Because of these problems, distributed systems are naturally more difficult to understand than single-node systems. It's challenging to perform simple tasks when they require interaction across network boundaries.
Coordination
One of the most challenging aspects of distributed systems is getting different nodes to collaborate effectively. Even if every node works properly on its own, getting them to work together as a single system is hard, especially when things can go wrong.
There is a well-known puzzle called the "two generals" problem that shows how tough this can be.
Imagine two generals, each with their army. They need to agree on a time to attack a city together.

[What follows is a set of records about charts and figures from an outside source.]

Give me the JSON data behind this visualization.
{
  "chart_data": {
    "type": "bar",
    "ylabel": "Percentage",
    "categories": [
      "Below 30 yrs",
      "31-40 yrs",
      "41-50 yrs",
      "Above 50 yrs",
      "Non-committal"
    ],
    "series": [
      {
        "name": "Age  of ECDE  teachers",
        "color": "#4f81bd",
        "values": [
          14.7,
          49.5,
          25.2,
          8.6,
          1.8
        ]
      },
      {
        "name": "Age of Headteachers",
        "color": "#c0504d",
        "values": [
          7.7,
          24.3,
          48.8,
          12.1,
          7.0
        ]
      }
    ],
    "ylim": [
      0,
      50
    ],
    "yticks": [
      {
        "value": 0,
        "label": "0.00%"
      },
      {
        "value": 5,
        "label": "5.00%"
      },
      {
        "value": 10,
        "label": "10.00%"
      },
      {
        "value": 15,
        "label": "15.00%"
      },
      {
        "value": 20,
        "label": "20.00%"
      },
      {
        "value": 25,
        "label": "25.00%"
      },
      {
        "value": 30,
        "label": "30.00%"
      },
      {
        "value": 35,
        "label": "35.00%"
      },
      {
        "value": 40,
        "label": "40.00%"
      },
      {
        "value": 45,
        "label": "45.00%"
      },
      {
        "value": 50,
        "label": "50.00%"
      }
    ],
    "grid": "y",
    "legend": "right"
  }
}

They are some distance apart, and the only way for them to talk is to send messengers, but the enemy could catch them, just like messages could get lost in the network.
General 1 could send General 2 a message with a possible time to attack. What if the messenger is caught, though? General 1 wouldn't know if the message got through. You might think that General 2 could send a confirmation message, but they wouldn't know if that message got through, either.
Surprisingly, no matter how many confirmation messages they send back and forth, neither general can ever be 100% certain that they'll attack at the same time. This simple example shows why it's so hard to coordinate in distributed systems.
The problem shows up in many ways:
If more than one node needs to agree on who the leader is, how do they do it if some nodes fail or can't be reached?
What does the system do if two people try to book the last seat on a flight at the same time? How does it make sure that no one books the same place twice?
If a database is replicated across multiple servers for reliability, how do you ensure they all have the same data when updates happen?
These coordination problems get even more challenging at scale. It's more likely for something to go wrong when there are more nodes. When nodes are far apart, latency builds up, making it hard to coordinate quickly.
To deal with these problems, engineers have come up with a number of algorithms and methods, such as distributed consensus protocols, distributed transactions, and eventually consistent systems. But each comes with its trade-offs among consistency, availability, and performance.